Innovative nicotine products such as electronic cigarettes, heat-not-burn tobacco products and oral products like Sweden’s snus will help millions of smokers to quit smoking.
Prof. David T. Sweanor, chair of the advisory board of the Centre for Health Law, Policy & Ethics at the University of Ottawa and a public health expert believes the benefits of smoke-free nicotine products are less harmful alternatives to combustible cigarettes which cause 20,000 deaths a day globally.
According to Sweanor’s findings, various scientific studies have confirmed that smoke, not nicotine, is responsible for thousands of deaths caused by cigarette smoking each day. Smoke-free nicotine products such as e-cigarettes, heat-not-burn tobacco products and snus are significantly less harmful than traditional cigarettes. Public Health England and the Royal College of Physicians state that e-cigarettes are likely to be at least 95-percent less harmful to humans than combustible tobacco.
Experts said these smoke-free alternatives also offer the same pleasure as cigarettes with less risk of the dangerous toxins and carcinogens found in tobacco smoke.
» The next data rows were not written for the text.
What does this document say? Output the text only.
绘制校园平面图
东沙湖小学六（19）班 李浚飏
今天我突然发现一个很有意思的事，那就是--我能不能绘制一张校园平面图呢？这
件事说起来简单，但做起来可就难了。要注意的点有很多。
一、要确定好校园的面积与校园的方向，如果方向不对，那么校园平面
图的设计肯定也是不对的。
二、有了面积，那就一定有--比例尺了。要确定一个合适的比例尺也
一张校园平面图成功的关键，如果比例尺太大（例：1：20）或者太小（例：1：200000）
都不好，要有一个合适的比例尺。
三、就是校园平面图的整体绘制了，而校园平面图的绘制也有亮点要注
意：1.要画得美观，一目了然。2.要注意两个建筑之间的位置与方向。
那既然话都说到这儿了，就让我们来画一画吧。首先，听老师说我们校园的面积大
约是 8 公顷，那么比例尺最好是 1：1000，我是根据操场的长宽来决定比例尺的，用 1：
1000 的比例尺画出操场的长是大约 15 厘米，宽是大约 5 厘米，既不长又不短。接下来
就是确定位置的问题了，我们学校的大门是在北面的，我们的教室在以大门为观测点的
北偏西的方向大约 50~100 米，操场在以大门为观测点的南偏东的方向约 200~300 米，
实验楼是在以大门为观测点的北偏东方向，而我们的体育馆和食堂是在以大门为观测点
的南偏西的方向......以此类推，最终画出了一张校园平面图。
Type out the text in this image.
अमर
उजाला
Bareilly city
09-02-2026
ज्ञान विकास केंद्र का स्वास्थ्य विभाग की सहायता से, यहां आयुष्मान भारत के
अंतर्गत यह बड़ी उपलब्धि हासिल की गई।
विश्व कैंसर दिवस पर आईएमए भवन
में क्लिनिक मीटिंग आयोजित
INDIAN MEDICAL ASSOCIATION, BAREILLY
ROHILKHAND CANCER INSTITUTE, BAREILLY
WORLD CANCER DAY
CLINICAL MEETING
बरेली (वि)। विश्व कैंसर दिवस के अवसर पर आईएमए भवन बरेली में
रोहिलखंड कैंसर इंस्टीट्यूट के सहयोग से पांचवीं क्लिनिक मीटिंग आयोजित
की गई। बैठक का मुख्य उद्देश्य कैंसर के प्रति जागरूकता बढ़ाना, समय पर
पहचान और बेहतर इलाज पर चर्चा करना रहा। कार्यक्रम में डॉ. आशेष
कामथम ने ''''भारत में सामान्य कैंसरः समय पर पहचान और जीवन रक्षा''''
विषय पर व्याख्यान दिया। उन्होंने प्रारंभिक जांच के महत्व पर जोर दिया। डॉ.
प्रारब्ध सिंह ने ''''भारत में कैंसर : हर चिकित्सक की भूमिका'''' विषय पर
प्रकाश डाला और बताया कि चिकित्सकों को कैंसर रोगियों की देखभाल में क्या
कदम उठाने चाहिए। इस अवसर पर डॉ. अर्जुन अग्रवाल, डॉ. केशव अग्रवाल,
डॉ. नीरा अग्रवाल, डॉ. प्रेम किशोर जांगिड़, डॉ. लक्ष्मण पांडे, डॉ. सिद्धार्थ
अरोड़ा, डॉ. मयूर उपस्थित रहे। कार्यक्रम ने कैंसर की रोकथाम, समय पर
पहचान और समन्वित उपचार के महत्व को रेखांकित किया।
A February 2019 clinical trial by UK’s National Institute for Health Research (NIHR) found that e-cigarette was twice as effective as nicotine replacement treatments such as patches and gum at helping smokers quit.
“We can use science, technology and reason to draft regulations that can end cigarette smoking, and thus address the 20,000 daily deaths globally that are caused by that smoking”, saidSweanor.
He cited the case of Japan where a third of its cigarette market disappeared in just over three years after heat-not-burn tobacco products became available in the country. “Product substitution works and appears to work better than any other strategy we have used to date in reducing cigarette smoking,” he said.
“Unfortunately, governments are lagging too far behind science and technology. They often fail to understand the absolutely enormous differences in risk between different nicotine products and inadvertently protect the cigarette business by seeing low-risk alternatives as a threat rather than an opportunity,” he said.
Sweanor said instead of insisting on “quit or die” strategies, governments should ensure that people who smoke cigarettes have truly viable options.